Destroying an object will not automatically update all pointers that point to it since the pointers are independent from each other and don't know anything about each other.
You are better off by creating a clone from the original instead of sharing the object in question so that each 'aNumber' points to its own copy.
I guess what you are after is like in C++ you write
fred = bob;
where fred creates a copy of bob
in that case you would need some kind of clone function in your class.
EDIT: rephrased
Well, as far as I can see your code is doing exactly what you are telling it to.
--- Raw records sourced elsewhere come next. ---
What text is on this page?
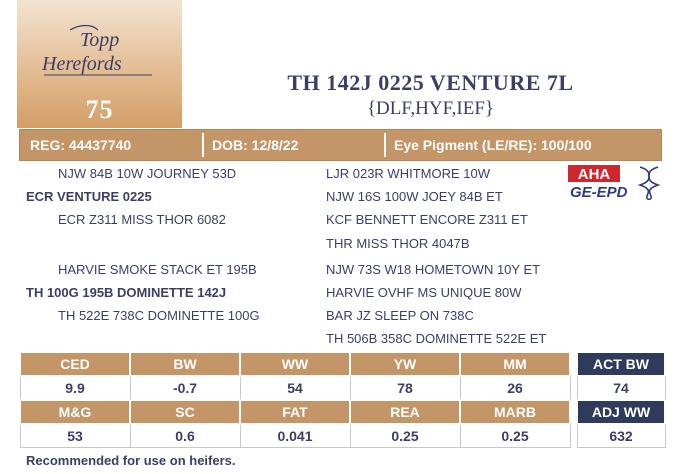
Topp
Herefords
75
TH 142J 0225 VENTURE 7L
{DLF,HYF,IEF}
REG: 44437740	DOB: 12/8/22	Eye Pigment (LE/RE): 100/100
NJW 84B 10W JOURNEY 53D
ECR VENTURE 0225
ECR Z311 MISS THOR 6082
HARVIE SMOKE STACK ET 195B
TH 100G 195B DOMINETTE 142J
TH 522E 738C DOMINETTE 100G
LJR 023R WHITMORE 10W
NJW 16S 100W JOEY 84B ET
KCF BENNETT ENCORE Z311 ET
THR MISS THOR 4047B
NJW 73S W18 HOMETOWN 10Y ET
HARVIE OVHF MS UNIQUE 80W
BAR JZ SLEEP ON 738C
TH 506B 358C DOMINETTE 522E ET
AHA
GE-EPD
CED	BW	WW	YW	MM
9.9	-0.7	54	78	26
M&G	SC	FAT	REA	MARB
53	0.6	0.041	0.25	0.25
ACT BW
74
ADJ WW
632
Recommended for use on heifers.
Using a pointer to an int isn't the most compatible way of handling a value; you will need to call free on it appropriately, and it would strike me as far simpler to use a NSValue object if you just want to pass the value between objects.
This works the same way in C++. Here's an equivalent example:
class Bob {
public:
int *aNumber;
};
void wontWork() {
Bob bob, fred;
bob.aNumber = new int;
*bob.aNumber = 5;
fred.aNumber = bob.aNumber;
delete fred.aNumber;
fred.aNumber = new int;
*fred.aNumber = 7;
cout << *bob.aNumber << *fred.aNumber << endl;
}
Do you expect *bob.aNumber to be 7 here? When you did delete fred.aNumber, that freed the memory that both bob and fred pointed to. Then you reassigned fred to point to new memory, but you did not reassign bob, so it's just a dangling pointer. So there's nothing that would cause bob to be 7. Remember, pointers are just plain value types like ints. There's no magic that causes two pointers pointing to the same address to sync up with each other.